The wav file is the file you import into wwise, and compress using those settings.

 

So does selecting a lower bitrate make the wav file smaller, or does it just make the sound in EOF lower quality and not have any effect on the final psarc?

 

edit- just tested and the wav stayed the same at 35MB, and the ogg file was 1.9MB at the lowest setting and 11MB at the highest. So I don't think it matters, the higher quality just makes it easier for you to listen to as you map out the beats and notes of a song.

You are right, it creates the ogg and then creates the wav. Seems like an odd way of doing it, you could convert the mp3 into ogg, and then extract the same mp3 to wav and come from the best quality source for the wav every time.

 

Leading silence and padding are just silent to could be added to both separately, but maybe that was easier to code through the ogg files and there may not be enough loss to matter.

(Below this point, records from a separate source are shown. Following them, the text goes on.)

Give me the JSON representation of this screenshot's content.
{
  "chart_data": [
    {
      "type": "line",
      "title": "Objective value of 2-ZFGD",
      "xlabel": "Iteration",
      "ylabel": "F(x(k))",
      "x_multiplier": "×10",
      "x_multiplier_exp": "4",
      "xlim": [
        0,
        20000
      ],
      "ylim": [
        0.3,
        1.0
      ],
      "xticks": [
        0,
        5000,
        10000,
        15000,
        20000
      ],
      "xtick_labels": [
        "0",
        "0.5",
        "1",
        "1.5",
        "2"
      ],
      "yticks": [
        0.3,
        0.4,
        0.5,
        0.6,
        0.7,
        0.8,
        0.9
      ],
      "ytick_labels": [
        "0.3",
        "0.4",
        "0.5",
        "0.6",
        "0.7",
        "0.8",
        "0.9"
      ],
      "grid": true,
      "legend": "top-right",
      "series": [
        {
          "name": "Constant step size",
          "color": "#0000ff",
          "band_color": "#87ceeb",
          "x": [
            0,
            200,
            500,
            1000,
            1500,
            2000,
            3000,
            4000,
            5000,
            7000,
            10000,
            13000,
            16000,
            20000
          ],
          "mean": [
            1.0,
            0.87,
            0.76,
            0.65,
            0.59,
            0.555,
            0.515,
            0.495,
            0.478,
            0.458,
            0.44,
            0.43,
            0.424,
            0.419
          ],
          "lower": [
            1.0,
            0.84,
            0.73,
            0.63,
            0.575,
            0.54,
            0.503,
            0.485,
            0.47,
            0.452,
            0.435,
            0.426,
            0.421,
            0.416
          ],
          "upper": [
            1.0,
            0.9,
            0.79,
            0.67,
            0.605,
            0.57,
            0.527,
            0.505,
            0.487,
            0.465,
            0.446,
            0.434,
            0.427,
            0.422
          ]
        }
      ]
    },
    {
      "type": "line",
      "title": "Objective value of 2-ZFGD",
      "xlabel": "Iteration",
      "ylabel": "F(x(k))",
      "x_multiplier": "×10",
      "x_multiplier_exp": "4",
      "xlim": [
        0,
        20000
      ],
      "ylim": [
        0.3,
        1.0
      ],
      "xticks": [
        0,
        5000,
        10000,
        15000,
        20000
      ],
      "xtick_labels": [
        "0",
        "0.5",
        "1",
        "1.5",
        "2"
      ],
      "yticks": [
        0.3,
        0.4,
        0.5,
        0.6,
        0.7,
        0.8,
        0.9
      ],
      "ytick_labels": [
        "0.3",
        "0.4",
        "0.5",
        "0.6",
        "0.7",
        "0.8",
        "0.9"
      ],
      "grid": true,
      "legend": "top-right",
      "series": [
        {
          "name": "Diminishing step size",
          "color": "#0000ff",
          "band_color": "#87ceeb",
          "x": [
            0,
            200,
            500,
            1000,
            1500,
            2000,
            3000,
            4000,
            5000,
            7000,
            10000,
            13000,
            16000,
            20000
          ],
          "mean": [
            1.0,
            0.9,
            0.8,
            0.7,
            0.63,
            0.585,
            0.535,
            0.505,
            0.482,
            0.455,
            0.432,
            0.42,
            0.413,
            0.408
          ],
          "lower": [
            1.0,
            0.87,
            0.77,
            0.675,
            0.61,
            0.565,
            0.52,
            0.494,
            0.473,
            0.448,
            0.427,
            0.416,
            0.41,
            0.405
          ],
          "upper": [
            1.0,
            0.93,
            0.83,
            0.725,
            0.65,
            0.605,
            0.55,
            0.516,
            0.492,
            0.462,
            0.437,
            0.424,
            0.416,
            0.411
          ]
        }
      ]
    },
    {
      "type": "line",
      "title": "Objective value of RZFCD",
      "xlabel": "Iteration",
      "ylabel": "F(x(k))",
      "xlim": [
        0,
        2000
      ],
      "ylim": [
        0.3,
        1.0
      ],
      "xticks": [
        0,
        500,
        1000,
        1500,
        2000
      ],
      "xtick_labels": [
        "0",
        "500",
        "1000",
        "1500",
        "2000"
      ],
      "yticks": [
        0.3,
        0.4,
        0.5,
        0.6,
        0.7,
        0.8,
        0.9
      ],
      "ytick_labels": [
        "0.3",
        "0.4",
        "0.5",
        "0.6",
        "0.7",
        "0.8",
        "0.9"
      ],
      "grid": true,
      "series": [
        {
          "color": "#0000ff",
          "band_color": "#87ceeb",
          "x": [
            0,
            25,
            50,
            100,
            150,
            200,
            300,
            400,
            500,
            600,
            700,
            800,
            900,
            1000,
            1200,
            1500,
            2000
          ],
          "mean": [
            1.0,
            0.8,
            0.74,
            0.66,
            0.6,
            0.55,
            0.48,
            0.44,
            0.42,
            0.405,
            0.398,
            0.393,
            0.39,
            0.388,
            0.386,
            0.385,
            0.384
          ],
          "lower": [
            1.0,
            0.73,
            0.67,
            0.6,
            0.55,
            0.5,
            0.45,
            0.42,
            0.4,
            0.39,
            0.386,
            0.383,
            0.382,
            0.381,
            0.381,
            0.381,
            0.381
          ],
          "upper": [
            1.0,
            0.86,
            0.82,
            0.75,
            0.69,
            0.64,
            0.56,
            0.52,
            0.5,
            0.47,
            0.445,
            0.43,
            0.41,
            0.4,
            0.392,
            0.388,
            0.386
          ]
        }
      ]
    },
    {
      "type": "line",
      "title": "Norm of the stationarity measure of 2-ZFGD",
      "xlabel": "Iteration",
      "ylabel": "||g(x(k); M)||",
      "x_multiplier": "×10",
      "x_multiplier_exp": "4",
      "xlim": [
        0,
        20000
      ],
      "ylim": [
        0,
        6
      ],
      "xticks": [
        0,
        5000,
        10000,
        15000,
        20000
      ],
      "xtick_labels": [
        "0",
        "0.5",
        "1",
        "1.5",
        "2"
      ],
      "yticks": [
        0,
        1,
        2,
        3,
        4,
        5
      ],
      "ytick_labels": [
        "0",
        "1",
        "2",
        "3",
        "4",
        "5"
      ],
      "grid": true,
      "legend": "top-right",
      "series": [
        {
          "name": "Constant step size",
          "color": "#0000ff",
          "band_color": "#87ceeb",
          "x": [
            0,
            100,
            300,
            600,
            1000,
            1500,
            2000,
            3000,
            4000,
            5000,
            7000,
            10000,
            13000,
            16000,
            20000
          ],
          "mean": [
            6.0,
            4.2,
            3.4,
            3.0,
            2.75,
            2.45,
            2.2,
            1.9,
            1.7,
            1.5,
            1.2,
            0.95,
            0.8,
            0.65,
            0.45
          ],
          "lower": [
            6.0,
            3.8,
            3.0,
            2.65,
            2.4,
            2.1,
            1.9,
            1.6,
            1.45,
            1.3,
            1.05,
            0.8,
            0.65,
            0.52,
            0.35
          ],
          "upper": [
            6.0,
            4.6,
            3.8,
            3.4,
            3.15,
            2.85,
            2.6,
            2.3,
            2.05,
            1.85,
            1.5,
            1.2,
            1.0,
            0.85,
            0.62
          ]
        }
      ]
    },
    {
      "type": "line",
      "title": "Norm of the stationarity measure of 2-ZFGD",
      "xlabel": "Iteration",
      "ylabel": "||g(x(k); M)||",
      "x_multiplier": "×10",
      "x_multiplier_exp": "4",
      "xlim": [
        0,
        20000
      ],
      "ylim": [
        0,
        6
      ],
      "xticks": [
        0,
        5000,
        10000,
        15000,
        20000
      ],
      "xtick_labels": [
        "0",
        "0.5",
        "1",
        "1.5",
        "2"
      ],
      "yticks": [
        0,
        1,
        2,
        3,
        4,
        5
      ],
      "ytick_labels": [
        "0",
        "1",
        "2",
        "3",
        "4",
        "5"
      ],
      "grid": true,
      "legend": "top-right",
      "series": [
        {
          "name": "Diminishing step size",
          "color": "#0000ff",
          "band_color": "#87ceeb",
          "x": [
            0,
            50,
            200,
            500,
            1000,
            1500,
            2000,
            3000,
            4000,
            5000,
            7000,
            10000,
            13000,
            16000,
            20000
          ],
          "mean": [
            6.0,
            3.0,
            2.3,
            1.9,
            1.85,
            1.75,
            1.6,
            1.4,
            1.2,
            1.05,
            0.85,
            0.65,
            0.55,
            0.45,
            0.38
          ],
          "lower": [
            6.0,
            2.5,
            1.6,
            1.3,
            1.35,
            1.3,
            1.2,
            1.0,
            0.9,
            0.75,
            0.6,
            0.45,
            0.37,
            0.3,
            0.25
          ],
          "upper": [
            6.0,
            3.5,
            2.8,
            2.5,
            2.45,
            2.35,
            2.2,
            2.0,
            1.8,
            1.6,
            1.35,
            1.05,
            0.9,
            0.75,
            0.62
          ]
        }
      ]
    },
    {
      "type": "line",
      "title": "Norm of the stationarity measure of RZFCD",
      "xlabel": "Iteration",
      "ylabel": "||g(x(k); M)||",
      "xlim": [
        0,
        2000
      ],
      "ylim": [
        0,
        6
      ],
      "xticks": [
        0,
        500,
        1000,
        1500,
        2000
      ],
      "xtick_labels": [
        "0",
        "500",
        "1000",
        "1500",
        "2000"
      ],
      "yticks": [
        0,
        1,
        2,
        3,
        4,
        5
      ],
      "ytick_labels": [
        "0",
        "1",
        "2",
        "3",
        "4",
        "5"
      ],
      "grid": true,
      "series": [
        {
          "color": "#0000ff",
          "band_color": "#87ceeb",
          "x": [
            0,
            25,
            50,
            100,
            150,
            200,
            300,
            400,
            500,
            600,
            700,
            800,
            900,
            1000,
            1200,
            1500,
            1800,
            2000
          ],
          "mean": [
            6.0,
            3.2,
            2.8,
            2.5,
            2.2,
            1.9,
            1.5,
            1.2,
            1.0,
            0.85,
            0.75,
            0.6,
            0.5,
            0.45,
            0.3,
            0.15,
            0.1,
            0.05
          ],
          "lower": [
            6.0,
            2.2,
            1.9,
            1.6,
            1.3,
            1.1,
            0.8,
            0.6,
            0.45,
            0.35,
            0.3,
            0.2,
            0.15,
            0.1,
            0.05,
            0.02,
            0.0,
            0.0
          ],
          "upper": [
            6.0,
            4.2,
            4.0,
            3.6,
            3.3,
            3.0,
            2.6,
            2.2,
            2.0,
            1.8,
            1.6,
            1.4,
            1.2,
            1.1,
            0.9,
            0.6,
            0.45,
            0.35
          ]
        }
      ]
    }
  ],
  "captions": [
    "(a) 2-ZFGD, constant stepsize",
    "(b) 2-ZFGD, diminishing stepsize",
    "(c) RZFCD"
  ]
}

EOF has special logic to re-use the MP3 file when re-encoding for leading silence, but I didn't put nearly that much effort into the WAV file. The fact that the MP3 may no longer match the chart audio after leading silence was added is a reason it was much easier to just decode the OGG file. For most people, the quality difference should be pretty negligible, and the ones that are most concerned could easily create the WAV file outside of EOF.

That sounds great. I haven't noticed much difference in quality myself but I enjoy seeing how it was implemented and that does make sense.

 

Awesome work by the way, I never thought making customs would be fun but I've found myself up until 6 am because I just wanted to tweak something a little more before going to bed.